I doubt it was intentional, but the expression fit very well the mood of the neighborhood this morning, as residents were crossing the damp streets carrying the remains of all the week’s decorations. Most bars and small restaurants that had been operating non-stop for the last week were shuttered, their employees enjoying some well-deserved R&R. Indeed, I ran into my friend who works at the local bodega (wine and liquor shop) and said “Se acabo la fiesta! (The party’s over!) to which he replied, “Ya era hora!”(It’s about time!).
This stencil image was taken back in the summer somewhere in my neighborhood of Gràcia, gracing the side of an electrical box. Quite small, low to the ground and very easy to miss, it quickly became a favorite of some of my regular instagram followers. Now that I’ve got a higher resolution camera, I have tried, in vain, to relocate this little splotch of sweetness. It is proving just as elusive and unattainable as the feeling of the first kiss. Unattainable, but irresistible.

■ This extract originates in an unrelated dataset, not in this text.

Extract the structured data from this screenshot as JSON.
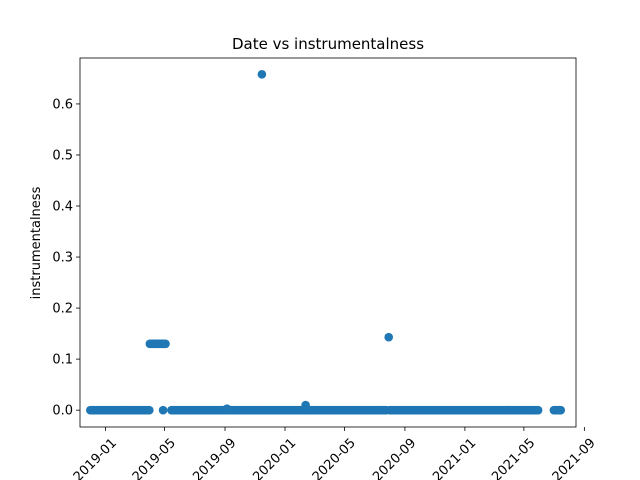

Continuing with our Catalan election coverage aka Decisió ’12…
While I didnt recognize it immediately, the stencil in the lower center part of this mishmash of images is Pedro from the movie Napoleon Dynamite. While this movie isn’t for everyone, I do think it captured that boring, quintessientially middle American quirkiness that you need to have experienced first hand to really understand. I think if you’ve been there, you would enjoy this movie.
In any case, one of the central parts of this movie is the school president election, with the underdog Pedro running against the popular girl. Pedro’s election platform is quite simple–you can see it here. I think this picture captures that platform perfectly. Amongst these dreams and musings, in varying states of decay, we find the candidate staring blankly ahead.